Cal’s financial planner tells him that his investments – in his 401(k) and his wife’s 403(b) – should earn a 7% annual average return, if averaged over the long term. Since that rate of return is in tax-deferred accounts, we won’t deduct income taxes from the 7% return.
So, comparing where to put that “extra” money is quite simple, right? 7% is more than 2.8%, so that’s where the dollars should go. Carrying a low-interest mortgage and investing extra dollars into your retirement is a wise decision since your investments will have a better return than what the debt is costing you. In other words, Cal will be better off investing at 7% than avoiding a cost of 2.8%.
2. Rick has a good income because he went to a good university and graduate school but he has student loan debt. Should he put his “extra” money into paying down his student loans or into his retirement accounts? First, we would tell Rick to, at the very least, put enough into his retirement accounts to receive the match from his employer. Don’t give away the free money. After that, the calculation is the same as above. This time let’s assume the student loan interest rate is 6.5%. Let’s also assume that Rick’s financial planner tells him he can expect to earn an average of 7% over the long term from his investments. As a high-earner, Rick is in the 35% tax bracket. As most student loan debt is not tax-deductible, we won’t lower the interest rate for comparison. And, as above, Rick’s investments are in his work 403(b), we won’t lower the return number either.

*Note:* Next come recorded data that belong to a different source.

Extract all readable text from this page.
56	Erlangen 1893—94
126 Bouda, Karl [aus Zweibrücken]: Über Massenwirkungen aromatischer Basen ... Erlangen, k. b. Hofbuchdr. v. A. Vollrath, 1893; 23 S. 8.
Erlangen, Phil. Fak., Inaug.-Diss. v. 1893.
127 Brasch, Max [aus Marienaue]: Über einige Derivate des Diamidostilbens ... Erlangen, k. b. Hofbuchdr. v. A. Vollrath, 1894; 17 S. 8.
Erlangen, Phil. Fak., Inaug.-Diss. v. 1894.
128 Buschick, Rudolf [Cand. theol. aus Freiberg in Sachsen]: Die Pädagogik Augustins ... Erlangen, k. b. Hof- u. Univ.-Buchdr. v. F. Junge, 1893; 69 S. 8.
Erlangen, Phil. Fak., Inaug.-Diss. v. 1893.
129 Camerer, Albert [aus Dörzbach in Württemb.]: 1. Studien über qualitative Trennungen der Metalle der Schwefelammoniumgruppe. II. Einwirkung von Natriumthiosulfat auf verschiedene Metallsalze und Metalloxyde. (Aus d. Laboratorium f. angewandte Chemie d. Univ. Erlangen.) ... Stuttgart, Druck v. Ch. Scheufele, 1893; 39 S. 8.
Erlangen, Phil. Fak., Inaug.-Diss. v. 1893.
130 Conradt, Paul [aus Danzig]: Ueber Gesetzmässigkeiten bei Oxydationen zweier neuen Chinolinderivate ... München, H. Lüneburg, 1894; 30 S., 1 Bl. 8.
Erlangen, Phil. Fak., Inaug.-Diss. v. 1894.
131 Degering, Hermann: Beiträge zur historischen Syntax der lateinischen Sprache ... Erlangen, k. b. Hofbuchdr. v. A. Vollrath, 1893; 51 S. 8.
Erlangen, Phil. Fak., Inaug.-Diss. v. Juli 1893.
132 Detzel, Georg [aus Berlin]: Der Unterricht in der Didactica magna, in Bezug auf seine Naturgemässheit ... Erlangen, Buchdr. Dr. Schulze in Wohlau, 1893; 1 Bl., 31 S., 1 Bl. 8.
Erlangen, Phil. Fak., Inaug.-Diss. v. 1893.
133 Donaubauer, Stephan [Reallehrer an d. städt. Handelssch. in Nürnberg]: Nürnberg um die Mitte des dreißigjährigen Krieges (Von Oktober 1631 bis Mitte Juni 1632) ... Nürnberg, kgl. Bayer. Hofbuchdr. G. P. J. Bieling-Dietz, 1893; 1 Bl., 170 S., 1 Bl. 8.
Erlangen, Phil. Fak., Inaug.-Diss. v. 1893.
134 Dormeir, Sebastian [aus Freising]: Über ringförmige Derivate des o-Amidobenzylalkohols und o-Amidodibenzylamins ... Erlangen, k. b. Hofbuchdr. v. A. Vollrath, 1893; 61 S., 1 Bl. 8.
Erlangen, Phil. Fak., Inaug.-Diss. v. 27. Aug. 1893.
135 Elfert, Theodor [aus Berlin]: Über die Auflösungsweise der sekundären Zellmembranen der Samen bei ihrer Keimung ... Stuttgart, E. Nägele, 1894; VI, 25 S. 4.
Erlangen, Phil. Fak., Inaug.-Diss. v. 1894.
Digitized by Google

So, should Rick pay down his loans or sock more into retirement? Although the student loan interest rate is lower than the rate of return from his investments, it is close enough that he should put that “extra” money into paying down his student loan debt. (We would recommend he explore refinancing his student loans to get a lower rate but that’s for another discussion)
Student loan debt is a deterrent to saving enough for retirement for many young people and all options should be explored in order to put your money to work for your future self as soon as possible.
Like many things, debt is okay in moderation and under the right conditions, if it helps us purchase things that will help us. Debt for a home with a competitive interest rate at a payment that allows you to pay your expenses and save for retirement – probably good. Six-month old credit card debt for Chinese food you can’t even remember eating – probably bad. As always, having a plan to retire debt and reach your goal of financial freedom will help get you to both faster.